Regressive taxation. That’s when the taxes the government levies disproportionately hit those with less money than those with more money. They sound like something only an out-of-touch, snooty, oligarchical, oppressive, “let-them-eat-cake” sort of government would do, no?
Heh. If only.
Taxes on gasoline are a prime example: everyone who pulls up to the pump pays the same amount of tax on each gallon of gasoline. Assuming, for sake of argument, that all people purchase the same average amount of gasoline, the taxes the government levies on each gallon of gasoline draw a higher percentage of the income away from those who have less money to begin with than those with more.
Let’s break it down with some very simple arithmetic. (Don’t worry, I did the math already.) Think: if everyone pays $20 in taxes on gasoline per month, that $20 is 1% of the income for someone who takes home $2,000 per month and $24,000 per year, but $20 is only 0.3% of the income for someone who takes home $6,000 per month and a modest $72,000 per year, and a teeny-tiny 0.167% of the income for someone who takes home $12,000 per month, or $144,000 per year. So the same gasoline tax is 6-times more “costly” to a person making $24,000 as it is to a person making $144,000… You wanna know where the people whom our politicians, by their rhetoric, call “the rich”—i.e., those making $250,000 or more? That $20 per month is an easy-to-miss 0.096% of that guy’s income, or more than 10-times *less* costly as a percentage of income than they guy scraping by on $24,000 per year.

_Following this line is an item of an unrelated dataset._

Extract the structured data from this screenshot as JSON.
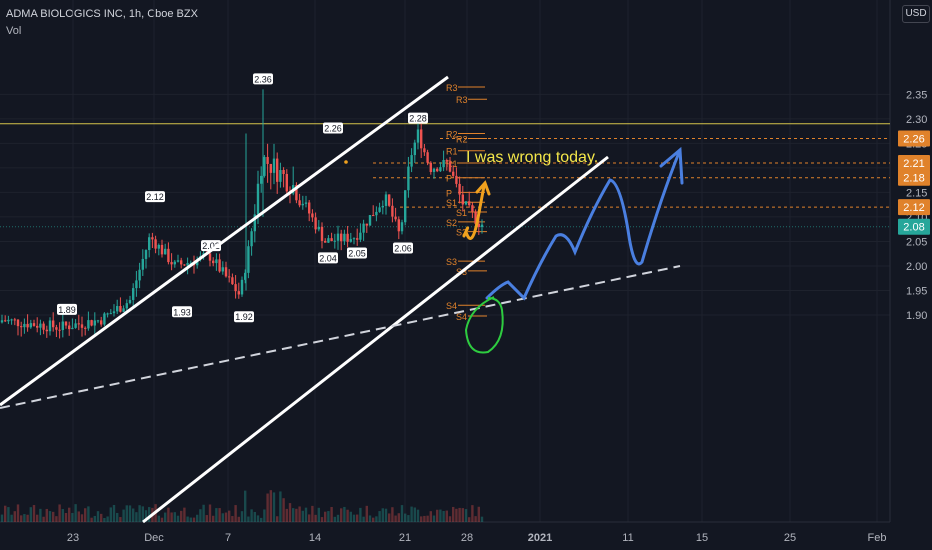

Now, mind you, the “taxes” that Joe or Jane consumer incurs at the pump are not just the straight-up taxes levied. They include other things government has done to make gasoline more expensive.
And you know what else the ethanol requirements have an impact upon? Food. So many foodstuffs are influenced by corn. Cows and pigs and chickens eat the stuff, making beef, pork (and sausage, and bacon, and ham, from the magical little animal), and chicken, as well as eggs, milk, cheese, butter, etc., more expensive.
Corn syrup is, oddly enough, made from corn, making anything with corn syrup more expensive. Here’s a challenge: go to the grocery store and try to satisfy your entire meal plan without putting anything in your cart that does not have corn syrup. If you manage to, good for you: it means you’re eating healthily. People ought not be eating much of the stuff anyhow, but it ought to be a choice rather than an economic necessity.
Then there is, of course, just straight-up corn itself: a staple of a healthy meal for families across the country.
But corn costs more now since 41% of the corn crop goes to ethanol and not to food or animal feed.
Then toss in the reduced gas mileage vehicles get from ethanol-infused gasoline, which means that businesses and consumers have to spend more on transportation for the same food…
Corn and gasoline are only two examples. Milk and wheat get pretty sweet deals as well.
So now look at both sides of that: the monetary burden from government involvement in gasoline is carried disproportionately by the poor, as is the monetary burden from government meddling in corn, ethanol, milk, and wheat for the same reasons.
Farm subsidies, over-bearing drilling and refining regulations, ethanol requirements, and the ever-increasing repression of industry by the EPA for ever diminishing returns, must end, or the poor will become wards of the state (moreso than they are now) and the middle class will cease to be the engine of ingenuity and advancement in this country, if it survives as a recognizable middle class at all.